• Speaker: Patrick Daniels, University of Michigan
• Title: Canonical integral models for Shimura varieties defined by tori
• Date: 09/26/2022
• Time: 3:00 PM - 4:00 PM
• Place: C304 Wells Hall
• Contact: Georgios Pappas (pappasg@msu.edu)

Pappas and Rapoport have recently conjectured the existence of canonical integral models for Shimura varieties with parahoric level structure, which are characterized using Scholze's theory of p-adic shtukas. We will illustrate the conjecture using the example of Shimura varieties defined by tori, where (surprisingly) the theory is already nontrivial. Along the way we will explain a connection with the Bhatt-Scholze theory of prismatic F-crystals.

• Speaker: Preston Wake, MSU
• Title: Rational torsion in modular Jacobians
• Date: 10/17/2022
• Time: 3:00 PM - 4:00 PM
• Place: C304 Wells Hall
• Contact: Preston Wake (wakepres@msu.edu)

I will talk about Ogg's conjecture and its generalization. This is joint work with Ken Ribet (and should serve as an introduction to Ken's talk on Friday).

• Speaker: Nathan Chen, Columbia University
• Title: On the irrationality of some algebraic varieties and their subvarieties
• Date: 10/24/2022
• Time: 3:00 PM - 4:00 PM
• Place: C304 Wells Hall
• Contact: Laure Flapan (flapanla@msu.edu)

The classical question of determining which varieties are rational has led to a huge amount of interest and activity. On the other hand, one can take on a complementary perspective - given a smooth projective variety whose nonrationality is known, how far is it from being rational? I will survey what is currently known, with an emphasis on hypersurfaces and complete intersections.

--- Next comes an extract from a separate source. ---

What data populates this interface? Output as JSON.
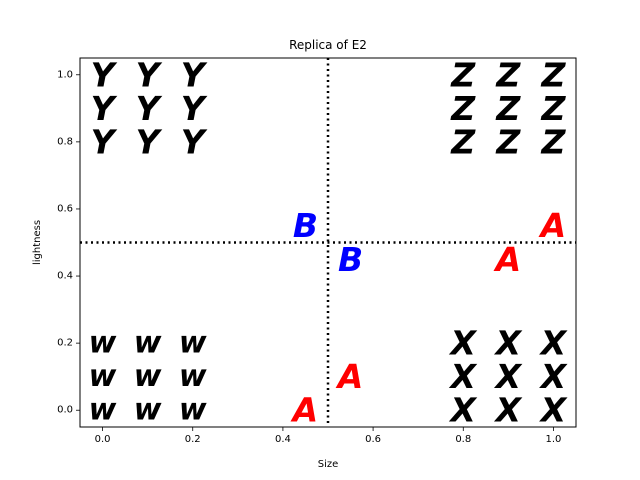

• Speaker: Qingjing Chen, University of California Santa Barbara
• Title: Kuznetsov components of some Fano fourfolds
• Date: 11/07/2022
• Time: 3:00 PM - 4:00 PM
• Place: C304 Wells Hall
• Contact: Laure Flapan (flapanla@msu.edu)

Kuznetsov component A_X of an algebraic variety X is defined to be the right orthogonal of some exceptional collection in the bounded derived category of X. When X is a cubic fourfold or Gushel Mukai fourfold, A_X is a noncommutative K3 surface in the sense that its Serre functor is given by "shifting by 2". Whether or not A_X is equivalent to the bounded derived category of an actual K3 surface is believed to be related to the rationality of the variety X , therefore it has received extensive studies. Yet not many studies seem to answer the question of when the Kuznetsov component of a cubic fourfold is equivalent to that of a Gushel Mukai fourfold, we believe that the answer of this question should be interesting for it will give a part of "Torelli theorem for noncommutative K3 surfaces". In this talk, I will present some partial results which address the previous question.

• Speaker: Zijian Yao, University of Chicago
• Title: The eigencurve over the boundary of the weight space
• Date: 11/28/2022
• Time: 3:00 PM - 4:00 PM
• Place: C304 Wells Hall
• Contact: Preston Wake (wakepres@msu.edu)

The eigencurve is a rigid analytic curve that $p$-adically interpolates eigenforms of finite slope. The global geometry of the eigencurve is somewhat mysterious. However, over the boundary, it is predicted to behave rather nicely (by the so-called Halo conjecture). This conjecture has been studied by Liu--Wan--Xiao for definite quaternion algebras. In this talk, we will report on some work in progress on this conjecture in the case of $\rm{GL}(2)$. If time permits, we will discuss some generalizations towards groups beyond $\rm{GL}(2)$. This is partially joint with H. Diao.